Turning a library of aerial imagery into a natural-language-searchable knowledge base is a problem that touches every industry that relies on geospatial data — insurance, real estate, government, infrastructure, and agriculture. The traditional path requires either manual tile-by-tile inspection or training a bespoke computer vision model for each new question. Multimodal embeddings, large language model (LLM) captioning, and vector search on AWS offer a faster alternative: index once, then query using natural language.
We worked with Vexcel, an aerial imagery and geospatial data provider that operates one of the largest aerial imagery programs in the world, to evaluate embedding models, fusion strategies, caption integration, and search methods over multi-view aerial imagery. Using its own sensors and a dedicated fleet of aircraft, Vexcel collects high-resolution data across 45+ countries and territories, delivering orthomosaic imagery, oblique imagery from multiple angles, and elevation models. The data exists, and the use cases are numerous, but turning billions of pixels into answers about the real world requires a faster path.

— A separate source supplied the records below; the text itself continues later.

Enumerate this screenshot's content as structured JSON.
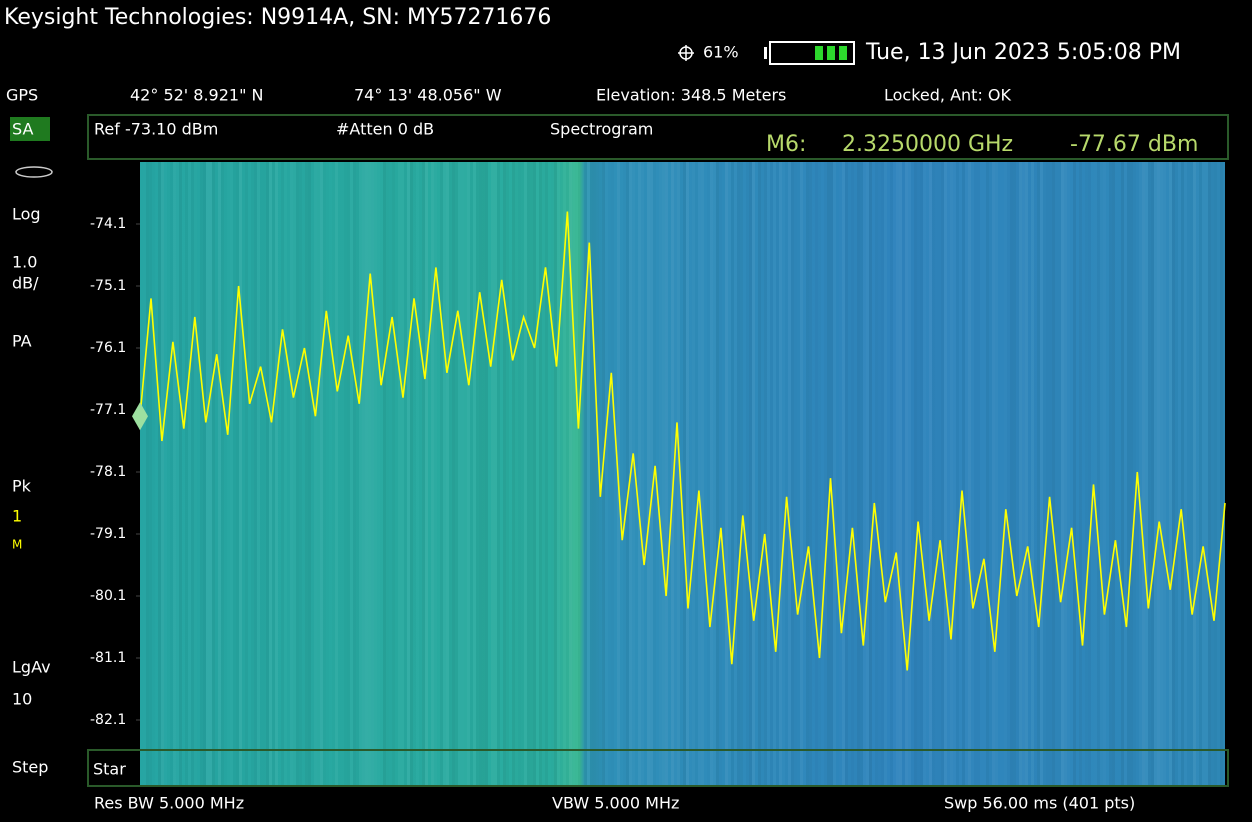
{
  "header": {
    "title": "Keysight Technologies: N9914A, SN: MY57271676",
    "battery": "61%",
    "datetime": "Tue, 13 Jun 2023 5:05:08 PM"
  },
  "gps": {
    "label": "GPS",
    "latitude": "42° 52' 8.921\" N",
    "longitude": "74° 13' 48.056\" W",
    "elevation": "Elevation: 348.5 Meters",
    "status": "Locked, Ant: OK"
  },
  "sidebar": [
    "SA",
    "Log",
    "1.0",
    "dB/",
    "PA",
    "Pk",
    "1",
    "M",
    "LgAv",
    "10",
    "Step"
  ],
  "settings": {
    "ref": "Ref -73.10 dBm",
    "atten": "#Atten 0 dB",
    "mode": "Spectrogram"
  },
  "marker": {
    "label": "M6:",
    "frequency": "2.3250000 GHz",
    "amplitude": "-77.67 dBm"
  },
  "footer": {
    "start": "Star",
    "rbw": "Res BW 5.000 MHz",
    "vbw": "VBW 5.000 MHz",
    "sweep": "Swp 56.00 ms (401 pts)"
  },
  "chart_data": {
    "type": "line",
    "color": "#ffff00",
    "values": [
      -77.2,
      -75.3,
      -77.6,
      -76.0,
      -77.4,
      -75.6,
      -77.3,
      -76.2,
      -77.5,
      -75.1,
      -77.0,
      -76.4,
      -77.3,
      -75.8,
      -76.9,
      -76.1,
      -77.2,
      -75.5,
      -76.8,
      -75.9,
      -77.0,
      -74.9,
      -76.7,
      -75.6,
      -76.9,
      -75.3,
      -76.6,
      -74.8,
      -76.5,
      -75.5,
      -76.7,
      -75.2,
      -76.4,
      -75.0,
      -76.3,
      -75.6,
      -76.1,
      -74.8,
      -76.4,
      -73.9,
      -77.4,
      -74.4,
      -78.5,
      -76.5,
      -79.2,
      -77.8,
      -79.6,
      -78.0,
      -80.1,
      -77.3,
      -80.3,
      -78.4,
      -80.6,
      -79.0,
      -81.2,
      -78.8,
      -80.5,
      -79.1,
      -81.0,
      -78.5,
      -80.4,
      -79.3,
      -81.1,
      -78.2,
      -80.7,
      -79.0,
      -80.9,
      -78.6,
      -80.2,
      -79.4,
      -81.3,
      -78.9,
      -80.5,
      -79.2,
      -80.8,
      -78.4,
      -80.3,
      -79.5,
      -81.0,
      -78.7,
      -80.1,
      -79.3,
      -80.6,
      -78.5,
      -80.2,
      -79.0,
      -80.9,
      -78.3,
      -80.4,
      -79.2,
      -80.6,
      -78.1,
      -80.3,
      -78.9,
      -80.0,
      -78.7,
      -80.4,
      -79.3,
      -80.5,
      -78.6
    ],
    "ylim": [
      -83.1,
      -73.1
    ],
    "yticks": [
      -74.1,
      -75.1,
      -76.1,
      -77.1,
      -78.1,
      -79.1,
      -80.1,
      -81.1,
      -82.1
    ]
  }
}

In this post, we walk through the problem space, our architecture on Amazon Bedrock and Amazon OpenSearch Serverless, the evaluation methodology we built on OpenStreetMap ground truth, four experiments that compared embedding models, fusion strategies, captioning, and search methods, and the practical guidance you can apply when building a similar system. You’ll learn which design choices move the needle for geospatial semantic search, including why Amazon Nova Multimodal Embeddings delivered the highest F1 scores across both benchmark queries in our evaluation. The work described here evolved into Vexcel Intelligence, a searchable imagery product.